An international court might not be a viable option. Even with Palestine's newfound status, as of Thursday, as an observer state at the U.N., the International Criminal Court would probably not be involved. “It seems unlikely that the murder of a single individual, however atrocious it may be, would qualify as a crime of the magnitude being dealt with by the court,” said Shany.

Yet in Ramallah, in front of the blue tarpaulin covering Arafat’s tomb during exhumation, nobody in attendance had much doubt about who was behind the death of the former leader. Israel has engaged  in many assassinations of Palestinian military and political leaders. In this case, though, the Israeli government has always denied any kind of involvement.

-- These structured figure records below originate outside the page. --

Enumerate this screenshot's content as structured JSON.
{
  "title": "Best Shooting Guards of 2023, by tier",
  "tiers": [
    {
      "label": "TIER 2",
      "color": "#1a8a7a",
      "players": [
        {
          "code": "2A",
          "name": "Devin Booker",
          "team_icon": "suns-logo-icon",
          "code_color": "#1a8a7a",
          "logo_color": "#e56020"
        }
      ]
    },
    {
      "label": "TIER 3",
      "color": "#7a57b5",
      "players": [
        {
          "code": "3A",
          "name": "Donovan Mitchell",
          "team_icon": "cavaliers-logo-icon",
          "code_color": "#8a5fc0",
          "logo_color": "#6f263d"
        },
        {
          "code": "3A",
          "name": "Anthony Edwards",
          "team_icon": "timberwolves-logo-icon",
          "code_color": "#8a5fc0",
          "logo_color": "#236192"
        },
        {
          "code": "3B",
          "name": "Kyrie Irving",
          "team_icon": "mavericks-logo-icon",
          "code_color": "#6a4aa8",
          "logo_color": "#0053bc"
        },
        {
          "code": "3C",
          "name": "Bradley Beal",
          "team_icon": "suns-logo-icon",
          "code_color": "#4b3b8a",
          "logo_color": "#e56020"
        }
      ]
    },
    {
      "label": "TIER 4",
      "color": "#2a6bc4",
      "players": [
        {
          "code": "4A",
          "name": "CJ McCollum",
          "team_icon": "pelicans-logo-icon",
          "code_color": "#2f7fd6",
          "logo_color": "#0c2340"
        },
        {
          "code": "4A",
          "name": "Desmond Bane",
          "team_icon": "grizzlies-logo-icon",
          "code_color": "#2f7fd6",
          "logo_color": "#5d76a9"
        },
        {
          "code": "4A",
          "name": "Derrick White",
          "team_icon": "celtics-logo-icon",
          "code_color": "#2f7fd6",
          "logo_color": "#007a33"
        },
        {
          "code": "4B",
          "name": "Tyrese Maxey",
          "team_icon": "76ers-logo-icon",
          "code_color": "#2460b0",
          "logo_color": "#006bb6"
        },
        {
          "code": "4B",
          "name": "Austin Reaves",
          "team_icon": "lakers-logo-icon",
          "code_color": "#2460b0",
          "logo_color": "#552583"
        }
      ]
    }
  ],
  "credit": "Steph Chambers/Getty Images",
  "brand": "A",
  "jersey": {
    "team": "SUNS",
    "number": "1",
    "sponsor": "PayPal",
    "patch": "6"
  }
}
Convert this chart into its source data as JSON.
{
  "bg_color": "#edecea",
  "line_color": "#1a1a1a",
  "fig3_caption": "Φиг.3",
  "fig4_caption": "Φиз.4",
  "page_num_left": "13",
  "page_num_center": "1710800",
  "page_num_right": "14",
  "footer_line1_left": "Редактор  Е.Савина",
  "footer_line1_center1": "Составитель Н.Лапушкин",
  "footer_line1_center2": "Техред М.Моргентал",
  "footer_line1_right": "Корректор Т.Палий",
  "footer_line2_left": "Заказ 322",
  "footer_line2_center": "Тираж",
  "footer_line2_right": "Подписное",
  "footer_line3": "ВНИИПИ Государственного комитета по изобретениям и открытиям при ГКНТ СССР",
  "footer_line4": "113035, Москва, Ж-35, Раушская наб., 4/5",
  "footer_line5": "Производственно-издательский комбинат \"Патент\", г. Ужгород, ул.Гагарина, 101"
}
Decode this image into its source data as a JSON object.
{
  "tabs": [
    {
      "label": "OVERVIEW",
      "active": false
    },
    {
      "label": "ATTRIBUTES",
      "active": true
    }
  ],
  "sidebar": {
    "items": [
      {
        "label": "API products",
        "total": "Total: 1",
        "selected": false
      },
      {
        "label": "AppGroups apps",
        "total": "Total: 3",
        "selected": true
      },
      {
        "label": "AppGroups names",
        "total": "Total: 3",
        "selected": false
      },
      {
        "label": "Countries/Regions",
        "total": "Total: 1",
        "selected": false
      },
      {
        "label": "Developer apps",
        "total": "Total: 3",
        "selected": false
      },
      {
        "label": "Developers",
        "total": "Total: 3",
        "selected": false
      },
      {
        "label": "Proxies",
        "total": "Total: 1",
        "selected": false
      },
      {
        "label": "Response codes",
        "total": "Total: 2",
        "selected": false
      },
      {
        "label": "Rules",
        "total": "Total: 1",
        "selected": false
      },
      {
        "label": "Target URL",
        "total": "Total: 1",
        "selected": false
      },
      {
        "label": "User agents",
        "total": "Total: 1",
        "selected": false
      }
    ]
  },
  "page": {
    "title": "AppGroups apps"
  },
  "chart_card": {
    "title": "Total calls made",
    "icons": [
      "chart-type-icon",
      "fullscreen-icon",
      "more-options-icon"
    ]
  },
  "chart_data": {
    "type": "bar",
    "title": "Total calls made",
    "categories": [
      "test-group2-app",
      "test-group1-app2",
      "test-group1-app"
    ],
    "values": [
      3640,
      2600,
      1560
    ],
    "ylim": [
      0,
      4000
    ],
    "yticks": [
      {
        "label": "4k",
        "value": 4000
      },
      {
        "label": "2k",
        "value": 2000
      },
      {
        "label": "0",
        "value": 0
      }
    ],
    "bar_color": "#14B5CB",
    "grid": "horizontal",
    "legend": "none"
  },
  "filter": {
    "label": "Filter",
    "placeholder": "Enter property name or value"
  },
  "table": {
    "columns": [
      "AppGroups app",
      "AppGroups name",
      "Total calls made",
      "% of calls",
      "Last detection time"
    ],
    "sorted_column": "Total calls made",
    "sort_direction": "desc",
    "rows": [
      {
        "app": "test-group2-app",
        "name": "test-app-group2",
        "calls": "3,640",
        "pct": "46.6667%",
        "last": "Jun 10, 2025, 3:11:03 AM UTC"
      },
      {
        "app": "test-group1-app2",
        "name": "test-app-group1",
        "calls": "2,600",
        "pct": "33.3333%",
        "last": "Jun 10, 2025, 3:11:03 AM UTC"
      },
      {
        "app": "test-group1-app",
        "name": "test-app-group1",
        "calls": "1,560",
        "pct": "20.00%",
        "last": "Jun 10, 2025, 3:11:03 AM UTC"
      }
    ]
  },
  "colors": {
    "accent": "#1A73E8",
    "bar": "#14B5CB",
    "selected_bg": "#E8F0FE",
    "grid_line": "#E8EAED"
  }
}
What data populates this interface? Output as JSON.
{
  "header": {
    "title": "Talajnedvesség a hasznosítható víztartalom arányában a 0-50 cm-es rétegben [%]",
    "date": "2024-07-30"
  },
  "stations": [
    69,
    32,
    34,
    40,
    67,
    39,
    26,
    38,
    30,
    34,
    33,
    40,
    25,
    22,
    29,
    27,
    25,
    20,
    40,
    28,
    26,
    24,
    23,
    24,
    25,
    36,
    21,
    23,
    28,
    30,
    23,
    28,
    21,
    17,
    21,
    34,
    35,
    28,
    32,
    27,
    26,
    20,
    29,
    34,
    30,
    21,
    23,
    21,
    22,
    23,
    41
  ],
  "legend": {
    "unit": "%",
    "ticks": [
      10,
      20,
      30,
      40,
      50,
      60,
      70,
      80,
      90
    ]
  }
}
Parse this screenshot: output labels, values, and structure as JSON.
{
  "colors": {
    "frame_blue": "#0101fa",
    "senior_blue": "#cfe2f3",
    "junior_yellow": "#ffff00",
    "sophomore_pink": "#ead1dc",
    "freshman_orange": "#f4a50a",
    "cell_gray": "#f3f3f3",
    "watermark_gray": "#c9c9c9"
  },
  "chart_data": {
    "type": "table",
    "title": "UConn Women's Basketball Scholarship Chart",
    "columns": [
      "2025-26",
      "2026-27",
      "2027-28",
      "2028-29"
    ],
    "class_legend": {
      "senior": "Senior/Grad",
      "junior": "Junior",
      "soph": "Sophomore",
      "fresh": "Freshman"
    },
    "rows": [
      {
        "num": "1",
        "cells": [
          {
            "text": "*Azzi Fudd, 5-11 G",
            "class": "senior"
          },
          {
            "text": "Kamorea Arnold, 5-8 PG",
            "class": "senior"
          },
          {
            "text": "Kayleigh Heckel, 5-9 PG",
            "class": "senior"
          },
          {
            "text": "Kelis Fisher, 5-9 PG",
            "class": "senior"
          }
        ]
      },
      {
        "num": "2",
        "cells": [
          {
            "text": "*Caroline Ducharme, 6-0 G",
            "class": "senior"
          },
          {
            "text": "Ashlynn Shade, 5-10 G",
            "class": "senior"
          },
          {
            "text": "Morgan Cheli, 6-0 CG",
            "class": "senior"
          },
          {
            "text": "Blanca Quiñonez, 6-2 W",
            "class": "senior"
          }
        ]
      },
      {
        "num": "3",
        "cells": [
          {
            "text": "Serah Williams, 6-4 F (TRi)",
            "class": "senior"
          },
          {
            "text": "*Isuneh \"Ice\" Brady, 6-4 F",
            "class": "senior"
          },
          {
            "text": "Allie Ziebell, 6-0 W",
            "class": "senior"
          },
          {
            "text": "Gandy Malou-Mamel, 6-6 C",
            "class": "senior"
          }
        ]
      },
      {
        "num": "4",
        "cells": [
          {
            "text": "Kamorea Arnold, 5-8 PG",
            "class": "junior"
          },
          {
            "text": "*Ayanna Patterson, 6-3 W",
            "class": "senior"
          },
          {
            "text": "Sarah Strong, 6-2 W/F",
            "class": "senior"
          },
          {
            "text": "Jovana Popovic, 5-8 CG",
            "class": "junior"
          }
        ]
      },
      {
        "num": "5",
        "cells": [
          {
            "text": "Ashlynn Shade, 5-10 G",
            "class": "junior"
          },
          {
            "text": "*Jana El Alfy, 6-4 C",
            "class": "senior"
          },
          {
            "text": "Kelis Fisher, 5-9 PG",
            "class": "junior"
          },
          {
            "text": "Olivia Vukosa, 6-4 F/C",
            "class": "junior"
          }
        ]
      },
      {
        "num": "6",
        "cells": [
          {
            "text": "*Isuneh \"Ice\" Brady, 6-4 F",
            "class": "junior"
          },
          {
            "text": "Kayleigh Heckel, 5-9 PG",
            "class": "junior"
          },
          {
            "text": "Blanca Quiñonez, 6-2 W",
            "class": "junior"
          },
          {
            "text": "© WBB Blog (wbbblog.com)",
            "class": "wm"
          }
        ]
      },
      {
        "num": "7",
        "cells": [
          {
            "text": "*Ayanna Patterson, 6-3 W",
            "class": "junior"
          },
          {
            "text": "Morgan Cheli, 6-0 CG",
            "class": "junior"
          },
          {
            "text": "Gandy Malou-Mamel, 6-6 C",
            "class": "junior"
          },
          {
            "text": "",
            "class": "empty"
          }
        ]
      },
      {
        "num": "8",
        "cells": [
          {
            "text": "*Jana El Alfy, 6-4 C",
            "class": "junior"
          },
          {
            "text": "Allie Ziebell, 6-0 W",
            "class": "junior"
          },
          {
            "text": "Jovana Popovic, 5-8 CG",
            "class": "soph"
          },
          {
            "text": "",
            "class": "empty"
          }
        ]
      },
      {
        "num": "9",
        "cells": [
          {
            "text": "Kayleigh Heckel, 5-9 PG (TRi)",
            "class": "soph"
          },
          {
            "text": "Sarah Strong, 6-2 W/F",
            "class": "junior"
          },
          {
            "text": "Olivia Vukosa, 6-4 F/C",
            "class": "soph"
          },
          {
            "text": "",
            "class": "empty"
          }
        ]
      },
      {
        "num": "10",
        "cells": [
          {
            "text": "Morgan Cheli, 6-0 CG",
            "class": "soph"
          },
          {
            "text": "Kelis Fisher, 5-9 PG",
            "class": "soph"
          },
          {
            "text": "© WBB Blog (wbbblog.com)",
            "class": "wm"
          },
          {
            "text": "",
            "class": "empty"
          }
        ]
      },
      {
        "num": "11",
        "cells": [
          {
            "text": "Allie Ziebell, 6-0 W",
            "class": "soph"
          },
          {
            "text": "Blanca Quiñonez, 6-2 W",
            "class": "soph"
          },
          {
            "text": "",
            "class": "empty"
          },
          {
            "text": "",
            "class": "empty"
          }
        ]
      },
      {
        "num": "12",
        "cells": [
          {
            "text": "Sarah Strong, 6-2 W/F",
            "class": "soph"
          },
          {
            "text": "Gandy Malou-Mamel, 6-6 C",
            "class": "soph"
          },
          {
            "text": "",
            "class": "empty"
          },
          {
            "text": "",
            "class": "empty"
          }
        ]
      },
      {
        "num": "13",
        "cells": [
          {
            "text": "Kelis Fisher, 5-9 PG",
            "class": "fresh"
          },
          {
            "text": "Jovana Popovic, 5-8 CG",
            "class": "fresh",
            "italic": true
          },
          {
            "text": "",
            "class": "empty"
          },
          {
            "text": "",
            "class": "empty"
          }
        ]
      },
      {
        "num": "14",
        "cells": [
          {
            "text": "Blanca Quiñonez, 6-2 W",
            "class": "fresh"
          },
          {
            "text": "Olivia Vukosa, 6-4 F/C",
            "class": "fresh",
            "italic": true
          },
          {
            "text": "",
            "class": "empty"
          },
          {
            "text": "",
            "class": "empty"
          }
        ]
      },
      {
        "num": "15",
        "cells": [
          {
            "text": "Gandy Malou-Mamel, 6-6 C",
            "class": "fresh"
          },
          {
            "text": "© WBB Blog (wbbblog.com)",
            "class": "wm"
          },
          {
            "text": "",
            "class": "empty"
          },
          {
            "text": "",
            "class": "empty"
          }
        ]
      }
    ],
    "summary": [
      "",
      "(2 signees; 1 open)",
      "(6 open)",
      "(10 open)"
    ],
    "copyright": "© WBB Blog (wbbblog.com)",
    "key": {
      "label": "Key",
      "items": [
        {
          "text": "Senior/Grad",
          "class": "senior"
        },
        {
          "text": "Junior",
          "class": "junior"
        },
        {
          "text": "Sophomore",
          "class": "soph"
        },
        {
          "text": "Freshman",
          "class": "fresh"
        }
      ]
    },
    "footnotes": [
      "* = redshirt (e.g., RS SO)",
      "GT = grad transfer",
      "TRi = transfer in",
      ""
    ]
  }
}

“There is a simple answer. That is none of our business. The Palestinians are welcome to do whatever they want to do. To our understanding, this is really a settling of accounts between Suha Arafat and the Palestinian authorities who have long accused her of stealing their money. The idea that they are going to drag us into being responsible for anything wrong or bad in their lives is pathetic if not pathological,” said Paul Hirschson, a spokesman at the Israeli Foreign Ministry.

Palestinians themselves may not be heavily invested in the case. With a cash-strapped Palestinian National Authority not paying salaries to civil servants and the Gaza Strip suffering from an economic blockade still waiting to be lifted in accordance with the ceasefire agreement between Israel and Hamas following a weeklong war, Palestinians might well be more concerned with their daily lives rather than with a CSI-style case involving a mysterious, radioactive death.

That said, Yasser Arafat is still a hero to millions of Palestinians who regard him, rather than his successor Mahmoud Abbas, as their sole true leader and much-missed president. And that's why, in a part of the world where history may matter more than elsewhere, it remains important to find out whether a man who was a revolutionary to some and a terrorist for others, and ended up a Nobel Peace prize-winning statesman, died of an illness -- or a murder.